В кратком изложении инсценировки, лишенном эмоционально-экспрессивных эффектов, связанных с применением видеомонтажа, актерской игры и закадрового звукового оформления, обнаружить смешное в представленном каскаде произвола довольно трудно. Однако использованный прием юмора остается очевидным. Вероятно, авторы делали ставку на инверсию, при помощи которой мужчины изображаются жертвами, а женщины — отправительницами агрессии в семейной сфере.
«Для обращения к технике «комического перевертыша» не было бы оснований, не будь широко известно, что в российской реальности женщины чаще инициируют развод по причине слабой вовлеченности своих партнеров в выполнение семейных обязанностей [8] и чаще становятся жертвами бытового насилия [9]»
Действующее семейное право представлено в сюжете в виде карикатуры, отражающей солидарность женщин в намерении узурпировать свободы мужчин. В предложенной Фрейдом оптике примененный прием юмора можно прочесть как завуалированную критику семейной правовой сферы, с точки зрения авторов сценки обслуживающей злонамеренные женские интересы.
Риторика, охраняющая мужчин, «страдающих от стремления женщин установить над ними контроль», не нова. Так, например, согласно декрету от 1944 года в графу «отец» свидетельства о рождении ребенка мог быть вписан только муж матери. При этом к 50-м годам число рожденных вне брака детей возросло на 45% по сравнению с 1945 годом. В этой ситуации часть мужчин, фактически не живущих со своими женами, но не расторгнувших брак, легитимно избегали уплаты алиментов, как и их современники, не зарегистрировавшие отношения с матерями своих детей.

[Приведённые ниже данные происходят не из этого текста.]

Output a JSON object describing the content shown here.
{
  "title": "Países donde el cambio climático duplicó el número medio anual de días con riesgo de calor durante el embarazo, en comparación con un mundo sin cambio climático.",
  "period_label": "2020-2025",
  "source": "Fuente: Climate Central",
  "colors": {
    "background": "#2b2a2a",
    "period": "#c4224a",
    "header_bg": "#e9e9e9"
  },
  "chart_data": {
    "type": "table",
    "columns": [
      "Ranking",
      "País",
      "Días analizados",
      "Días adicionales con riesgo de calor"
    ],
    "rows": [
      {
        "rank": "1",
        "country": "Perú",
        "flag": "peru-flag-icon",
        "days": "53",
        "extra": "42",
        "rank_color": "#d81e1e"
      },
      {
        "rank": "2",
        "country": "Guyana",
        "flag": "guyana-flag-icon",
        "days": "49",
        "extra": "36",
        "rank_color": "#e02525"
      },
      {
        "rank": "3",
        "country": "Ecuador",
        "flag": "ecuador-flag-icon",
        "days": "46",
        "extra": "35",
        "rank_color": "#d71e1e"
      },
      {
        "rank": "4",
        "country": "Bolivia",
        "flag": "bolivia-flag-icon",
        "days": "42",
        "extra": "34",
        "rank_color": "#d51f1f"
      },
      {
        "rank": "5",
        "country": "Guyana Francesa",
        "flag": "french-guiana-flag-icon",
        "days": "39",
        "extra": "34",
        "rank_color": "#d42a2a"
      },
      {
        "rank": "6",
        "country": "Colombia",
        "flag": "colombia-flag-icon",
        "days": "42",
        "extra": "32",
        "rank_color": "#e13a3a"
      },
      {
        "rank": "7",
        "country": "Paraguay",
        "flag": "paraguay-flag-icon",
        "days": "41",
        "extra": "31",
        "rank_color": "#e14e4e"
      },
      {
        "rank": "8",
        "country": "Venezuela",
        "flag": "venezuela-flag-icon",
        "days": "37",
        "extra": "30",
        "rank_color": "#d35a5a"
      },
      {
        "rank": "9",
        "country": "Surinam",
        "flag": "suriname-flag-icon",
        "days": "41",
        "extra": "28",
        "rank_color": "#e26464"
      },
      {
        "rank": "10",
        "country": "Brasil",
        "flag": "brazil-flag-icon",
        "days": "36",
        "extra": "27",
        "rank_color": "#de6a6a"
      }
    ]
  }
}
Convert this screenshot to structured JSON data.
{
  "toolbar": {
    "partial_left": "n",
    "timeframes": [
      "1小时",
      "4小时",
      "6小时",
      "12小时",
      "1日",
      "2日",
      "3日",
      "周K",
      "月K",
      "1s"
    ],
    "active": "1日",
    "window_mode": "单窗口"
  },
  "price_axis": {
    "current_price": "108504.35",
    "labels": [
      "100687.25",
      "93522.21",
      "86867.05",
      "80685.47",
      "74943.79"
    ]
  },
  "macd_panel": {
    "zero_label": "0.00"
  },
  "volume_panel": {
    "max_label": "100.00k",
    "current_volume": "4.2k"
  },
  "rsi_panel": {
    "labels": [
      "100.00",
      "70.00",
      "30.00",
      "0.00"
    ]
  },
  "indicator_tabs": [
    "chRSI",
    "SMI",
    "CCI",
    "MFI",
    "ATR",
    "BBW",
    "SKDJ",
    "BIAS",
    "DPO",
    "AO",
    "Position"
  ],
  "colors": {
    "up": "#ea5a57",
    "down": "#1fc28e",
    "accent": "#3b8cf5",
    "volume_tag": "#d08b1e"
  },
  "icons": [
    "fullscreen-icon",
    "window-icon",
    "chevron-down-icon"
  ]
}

Многочисленные мономатеринские семьи претерпевали не только экономические трудности, но и становились жертвами морального преследования. Тем ни менее, многие общественные деятели/ницы того времени выступали против отмены «пустой графы», аргументируя свои доводы опасениями, что законное признание «случайных связей» «ослабит моральный облик советских женщин», а также вынудит мужчин платить рублем за «ошибки молодости».
Только в 1969 году не состоящие в браке матери получили право записывать в свидетельство о рождении ребенка имя отца со своих слов и привлекать партеров к ответственности по суду, доказав факт имевшей место связи [10]. Таким образом, защита интересов женщин в сфере семейного права является вынужденной мерой в общественной ситуации, в которой именно женщины оказываются угнетенной категорией.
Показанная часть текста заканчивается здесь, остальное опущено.